島嶼国の参加者からは,本政策対話は,我が国の気候変動対策に対する積極的な姿勢を理解する良い機会になったとの評価が得られ,様々な関係者との意見交換や関連施設への視察を含む周到なプログラム設定に関して感謝の意が表明された。また,気候変動交渉については,COP18に向け,島嶼国として日本と引き続き良く連携していきたい旨が述べられた。
(1) 島嶼国に対する日本の支援
本セッションでは,我が国の2012年までの気候変動分野における途上国支援の実施状況や,様々なフォーラムを通じた島嶼国との協力,JICAの実施している具体的なプロジェクトについて説明を行い,参加者と意見交換を行った。参加者からは,日本の取組を評価するとともに,2013年以降も切れ目なく支援が行われることの重要性を指摘するコメント等がなされた。
(2) アジア太平洋地域におけるネットワークの役割
APN(アジア太平洋地球変動研究ネットワーク)やAPAN(アジア太平洋地域適応ネットワーク)といったアジア太平洋地域にある既存のネットワークの取組や役割等について説明が行われた。
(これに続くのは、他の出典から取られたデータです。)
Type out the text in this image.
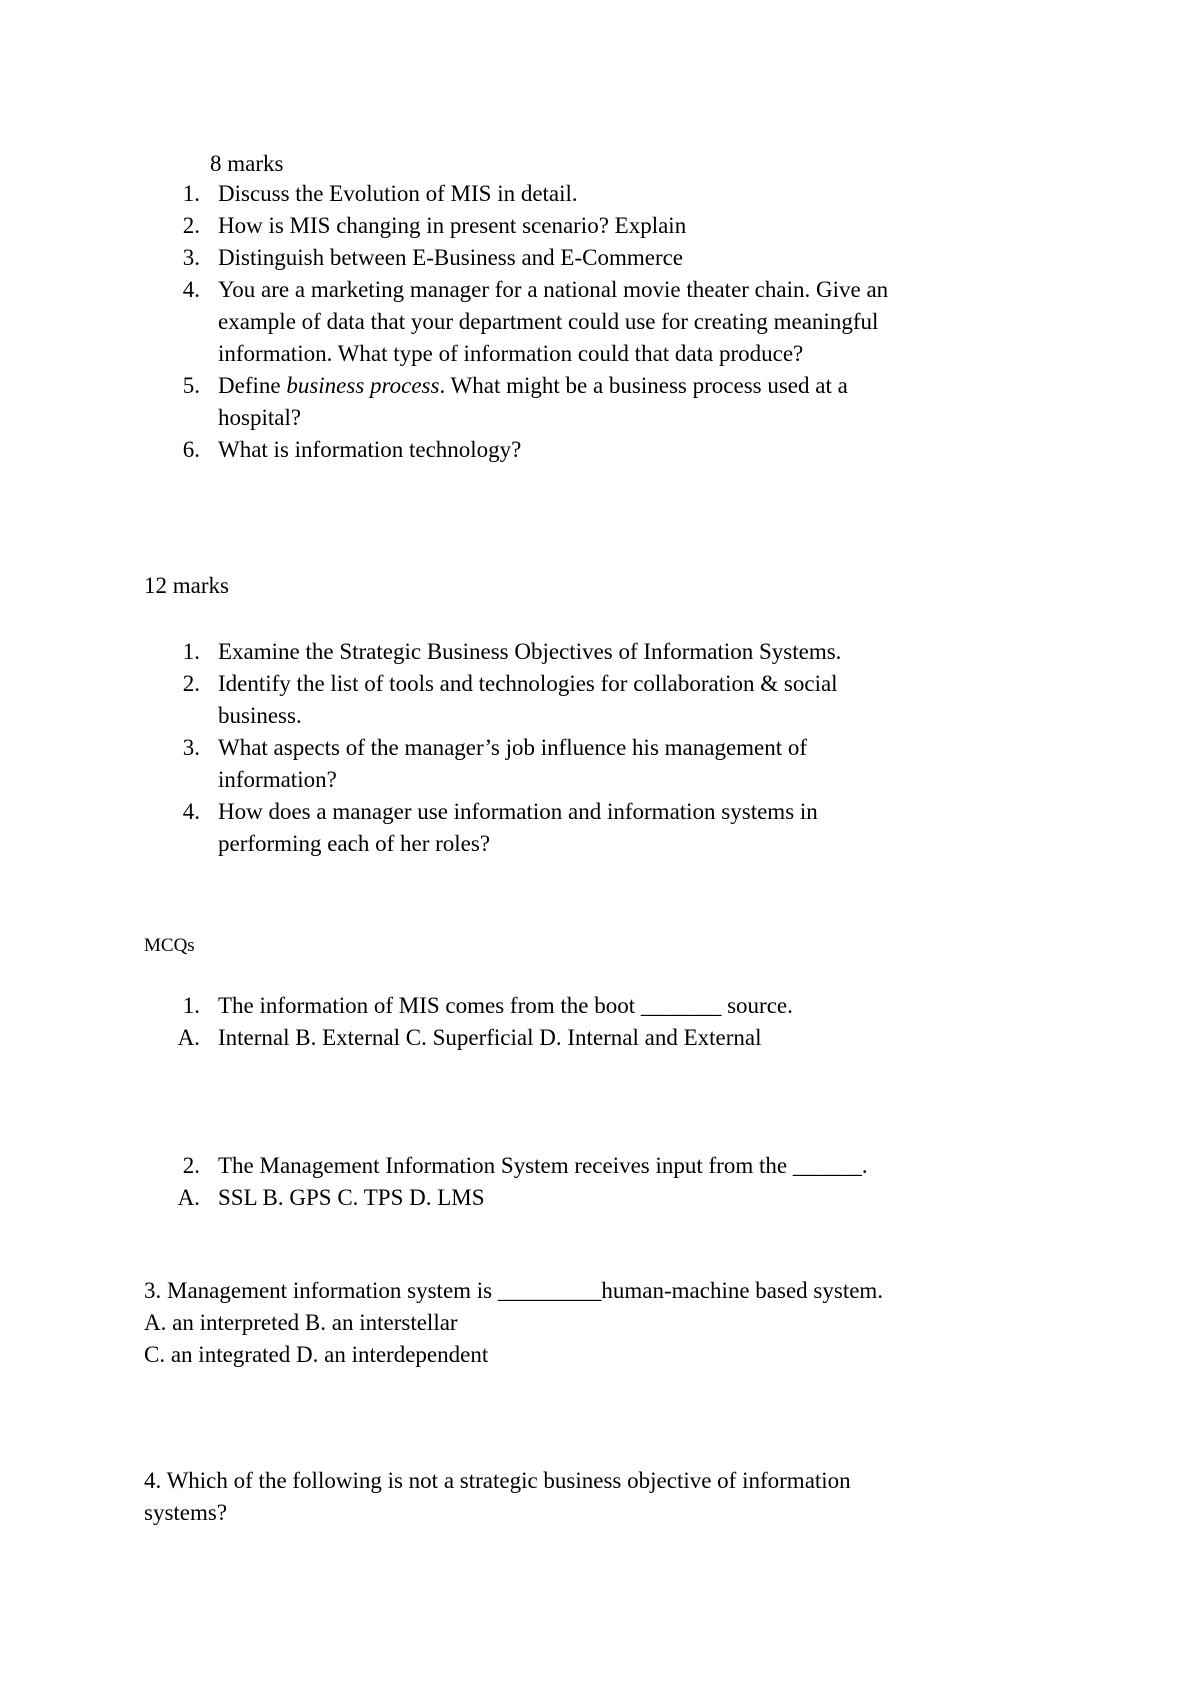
8 marks
1. Discuss the Evolution of MIS in detail.
2. How is MIS changing in present scenario? Explain
3. Distinguish between E-Business and E-Commerce
4. You are a marketing manager for a national movie theater chain. Give an
example of data that your department could use for creating meaningful
information. What type of information could that data produce?
5. Define business process. What might be a business process used at a
hospital?
6. What is information technology?
12 marks
1. Examine the Strategic Business Objectives of Information Systems.
2. Identify the list of tools and technologies for collaboration & social
business.
3. What aspects of the manager’s job influence his management of
information?
4. How does a manager use information and information systems in
performing each of her roles?
MCQs
1. The information of MIS comes from the boot _______ source.
A. Internal B. External C. Superficial D. Internal and External
2. The Management Information System receives input from the ______.
A. SSL B. GPS C. TPS D. LMS
3. Management information system is _________human-machine based system.
A. an interpreted B. an interstellar
C. an integrated D. an interdependent
4. Which of the following is not a strategic business objective of information
systems?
参加者からは,プロジェクトで実施されているトレーニングには人材教育の観点を重視すべきである点のコメント等がなされた。
(3) マルチの枠組みを通じた島嶼国への気候変動対策支援
島嶼国における再生可能エネルギーの導入を支援するSIDS-DOCKプログラム,太平洋諸国災害リスク保険(PCRAFI)等のマルチ枠組みを通じた資金に関する日本の取組や立場について説明が行われた。参加国からは,将来の資金メカニズムが気候変動交渉全体で果たすべき役割や,地球環境ファシリティ(GEF)等他の資金メカニズムとの連携等についてコメント等が出された。
(4) 気候変動問題を解決するための日本の技術のポテンシャル
我が国が推進する二国間オフセット・クレジット制度の概要や現在実施しているフィージビリティ・スタディの内容及び今後のロードマップについて紹介された。参加国からは,同制度に対する関心が示され,具体的な手続きやプロジェクトの詳細等について質疑応答が行われた。
COP18に向けた気候変動交渉に関し,COP18で目指すべき成果,COP17で立ち上げられた「ダーバン・プラットフォーム特別作業部会」の進め方,各国の緩和野心の上げ方,途上国支援のためのメカニズムの重要性,リオ+20の成果に対する評価等について活発な議論が行われた。
気候変動に関する民間を含めた様々なステークホルダー(民間企業,研究機関,支援機関,NGO,メディア等)を交え,幅広い観点から日本と島嶼国の協力関係に関する議論を行った。有識者から我が国の持つ優れた環境技術に関する紹介やその普及の方法,気候変動交渉を取り巻く国際情勢の変化,島嶼国のニーズに合った技術開発や支援の重要性,メディアからみた気候変動交渉の現状等について問題提起が行われ,参加国との間で意見交換が行われた。参加国からは,様々な分野の関係者を迎えて議論を行ったことで,日本と島嶼国との新しい協力関係を構築する第一歩になったと評価され,今後も多様なプレイヤーを巻き込んで両者の関係を強化していきたい旨述べられた。
3日目には,我が国の先端的な海水淡水化技術や,ビルにおける排水処理施設,コージェネレーション施設等の視察を行ったとともに,複数の日本企業から各社の気候変動対策に関する具体的な取組やスマートシティ構想等に関するプレゼンテーションが行われた。島嶼国諸国からは,日本の気候変動対策に関する先進的な技術・取組を直接見聞きすることができ,大変興味深く有意義であった旨述べられた。